Brumley further argues that even if he was an attorney, he was not acting "as an attorney" because he was acting merely as a fact witness when he signed the affidavit. That Brumley attested [*11]  only to facts does not change our conclusion. Brumley's proposed reading of § 1927—that an attorney must be acting "as an attorney" to be sanctioned—is debatable. Counsel for Brumley expressed concern that a lawyer admitted to conduct cases in a federal court who witnesses an accident might become subject to § 1927 sanctions if the lawyer submits a signed affidavit in federal court proceedings related to that accident.
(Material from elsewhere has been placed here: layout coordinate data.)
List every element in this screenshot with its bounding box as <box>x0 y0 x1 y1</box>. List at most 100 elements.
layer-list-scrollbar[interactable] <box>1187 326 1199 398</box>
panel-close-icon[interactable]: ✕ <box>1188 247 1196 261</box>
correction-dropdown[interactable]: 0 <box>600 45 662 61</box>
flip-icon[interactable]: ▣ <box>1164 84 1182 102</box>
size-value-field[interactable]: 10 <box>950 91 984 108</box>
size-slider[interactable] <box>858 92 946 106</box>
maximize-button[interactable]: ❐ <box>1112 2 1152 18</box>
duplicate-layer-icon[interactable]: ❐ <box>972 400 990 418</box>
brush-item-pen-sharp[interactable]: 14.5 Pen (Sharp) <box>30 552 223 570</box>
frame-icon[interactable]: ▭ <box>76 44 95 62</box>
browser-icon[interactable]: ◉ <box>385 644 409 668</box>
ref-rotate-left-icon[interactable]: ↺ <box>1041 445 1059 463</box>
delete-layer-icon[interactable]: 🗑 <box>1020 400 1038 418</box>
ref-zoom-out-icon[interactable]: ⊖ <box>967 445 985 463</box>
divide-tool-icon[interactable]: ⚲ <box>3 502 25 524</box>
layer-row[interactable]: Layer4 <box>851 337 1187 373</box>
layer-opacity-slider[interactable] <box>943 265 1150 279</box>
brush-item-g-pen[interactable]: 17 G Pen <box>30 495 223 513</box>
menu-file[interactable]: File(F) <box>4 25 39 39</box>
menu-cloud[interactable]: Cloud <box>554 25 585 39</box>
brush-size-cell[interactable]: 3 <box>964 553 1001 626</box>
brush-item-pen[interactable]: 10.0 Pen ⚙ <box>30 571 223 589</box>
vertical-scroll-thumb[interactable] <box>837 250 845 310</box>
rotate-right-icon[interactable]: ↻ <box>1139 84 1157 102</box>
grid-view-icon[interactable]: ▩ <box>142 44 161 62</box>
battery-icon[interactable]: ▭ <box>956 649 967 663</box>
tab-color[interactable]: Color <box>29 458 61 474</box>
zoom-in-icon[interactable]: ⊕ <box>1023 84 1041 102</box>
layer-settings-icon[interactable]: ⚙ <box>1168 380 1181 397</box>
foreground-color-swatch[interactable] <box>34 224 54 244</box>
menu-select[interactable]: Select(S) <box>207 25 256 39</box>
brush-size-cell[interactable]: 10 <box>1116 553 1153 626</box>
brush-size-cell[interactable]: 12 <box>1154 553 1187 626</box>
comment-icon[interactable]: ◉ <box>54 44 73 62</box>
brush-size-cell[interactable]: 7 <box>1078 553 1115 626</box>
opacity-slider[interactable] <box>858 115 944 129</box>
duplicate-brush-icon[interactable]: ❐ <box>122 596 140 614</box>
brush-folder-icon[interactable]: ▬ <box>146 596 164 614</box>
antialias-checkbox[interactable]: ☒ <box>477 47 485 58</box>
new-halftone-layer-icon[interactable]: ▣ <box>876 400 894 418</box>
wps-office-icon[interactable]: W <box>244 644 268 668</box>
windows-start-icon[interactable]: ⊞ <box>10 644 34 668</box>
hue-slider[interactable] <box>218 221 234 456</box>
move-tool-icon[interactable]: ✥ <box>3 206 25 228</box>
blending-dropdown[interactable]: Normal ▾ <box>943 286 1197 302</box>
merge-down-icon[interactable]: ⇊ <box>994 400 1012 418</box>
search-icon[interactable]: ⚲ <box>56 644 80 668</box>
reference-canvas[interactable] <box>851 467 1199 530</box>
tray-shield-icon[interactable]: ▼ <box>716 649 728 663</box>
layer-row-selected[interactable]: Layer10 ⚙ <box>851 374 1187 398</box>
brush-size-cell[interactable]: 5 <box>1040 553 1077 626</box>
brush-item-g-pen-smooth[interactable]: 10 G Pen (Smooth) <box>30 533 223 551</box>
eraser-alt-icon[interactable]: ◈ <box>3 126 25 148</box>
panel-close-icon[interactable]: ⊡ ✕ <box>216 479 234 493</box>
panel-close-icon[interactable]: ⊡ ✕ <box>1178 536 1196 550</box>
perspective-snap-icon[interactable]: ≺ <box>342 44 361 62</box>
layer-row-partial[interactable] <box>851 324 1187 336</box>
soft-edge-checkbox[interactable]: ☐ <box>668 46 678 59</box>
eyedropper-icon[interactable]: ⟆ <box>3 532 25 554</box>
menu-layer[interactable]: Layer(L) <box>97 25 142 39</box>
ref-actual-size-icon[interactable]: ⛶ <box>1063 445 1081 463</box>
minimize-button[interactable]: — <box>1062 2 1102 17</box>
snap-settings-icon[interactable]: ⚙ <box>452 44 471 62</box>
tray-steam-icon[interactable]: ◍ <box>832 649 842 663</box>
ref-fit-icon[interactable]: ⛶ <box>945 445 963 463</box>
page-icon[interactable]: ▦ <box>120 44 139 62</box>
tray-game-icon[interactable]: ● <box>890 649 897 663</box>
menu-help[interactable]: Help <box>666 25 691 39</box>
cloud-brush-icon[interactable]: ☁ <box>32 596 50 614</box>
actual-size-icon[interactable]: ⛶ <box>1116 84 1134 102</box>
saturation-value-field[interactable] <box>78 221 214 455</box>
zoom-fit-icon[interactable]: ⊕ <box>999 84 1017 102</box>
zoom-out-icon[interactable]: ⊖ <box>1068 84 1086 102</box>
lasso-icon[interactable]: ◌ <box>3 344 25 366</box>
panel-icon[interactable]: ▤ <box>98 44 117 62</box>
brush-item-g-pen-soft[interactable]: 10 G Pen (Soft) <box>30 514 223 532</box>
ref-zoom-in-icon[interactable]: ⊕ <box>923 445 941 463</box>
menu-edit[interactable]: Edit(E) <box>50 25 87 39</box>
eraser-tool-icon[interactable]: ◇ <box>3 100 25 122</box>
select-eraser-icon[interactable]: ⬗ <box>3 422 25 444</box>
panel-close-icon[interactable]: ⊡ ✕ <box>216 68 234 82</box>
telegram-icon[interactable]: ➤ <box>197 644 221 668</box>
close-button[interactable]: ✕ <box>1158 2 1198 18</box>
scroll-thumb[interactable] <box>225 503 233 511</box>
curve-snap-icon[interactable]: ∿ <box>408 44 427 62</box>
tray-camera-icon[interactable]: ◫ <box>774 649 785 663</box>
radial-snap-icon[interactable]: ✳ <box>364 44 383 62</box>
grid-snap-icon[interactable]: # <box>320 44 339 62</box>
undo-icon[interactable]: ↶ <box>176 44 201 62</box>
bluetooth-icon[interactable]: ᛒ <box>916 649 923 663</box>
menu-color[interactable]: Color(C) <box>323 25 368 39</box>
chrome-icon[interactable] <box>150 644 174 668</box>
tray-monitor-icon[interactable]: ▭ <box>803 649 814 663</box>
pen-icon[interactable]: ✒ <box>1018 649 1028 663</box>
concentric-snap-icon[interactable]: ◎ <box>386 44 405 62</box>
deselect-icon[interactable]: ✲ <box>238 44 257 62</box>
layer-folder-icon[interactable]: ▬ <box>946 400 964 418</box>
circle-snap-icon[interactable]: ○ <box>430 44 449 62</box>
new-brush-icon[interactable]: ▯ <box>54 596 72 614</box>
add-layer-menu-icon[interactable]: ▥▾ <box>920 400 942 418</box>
We note that independent of any laws or court rules, attorneys are bound by rules of professional conduct that impose duties on attorneys as a requirement of holding a law license. Those duties include the duty of candor to the tribunal. Judges are well aware of this duty and as a result may give more weight to, for example, a sworn affidavit signed and filed by an attorney. The essence of § 1927 is that when an attorney abuses the extra trust placed in them by a court, and thereby wastes a significant amount of the court's time, that attorney may be sanctioned and, where appropriate, ordered to personally pay the excess costs, expenses, and attorneys' fees traceable to the relevant conduct. Regardless, we need not and do not decide whether an attorney must be acting "as an attorney" [*12]  for § 1927 to apply because the undisputed facts here plainly establish that Brumley was acting "as an attorney." General counsels act "as attorneys" when they sign and submit affidavits in support of their clients in their capacities as general counsels and testify to facts known because of their roles. Here, Brumley did exactly that. Brumley accordingly acted "as an attorney" when he signed and submitted that affidavit as General Counsel of WTPA and may be sanctioned under § 1927.

IV.

For all the foregoing reasons, we affirm the district court's order imposing § 1927 sanctions on Brumley.

Prior to this appeal, Brumley sought an interlocutory appeal of the district court's order before final judgment was entered. We dismissed that interlocutory appeal for lack of jurisdiction. See Caekaert v. Brumley, No. 23-35329, 2024 WL 2717403 (9th Cir. 2024).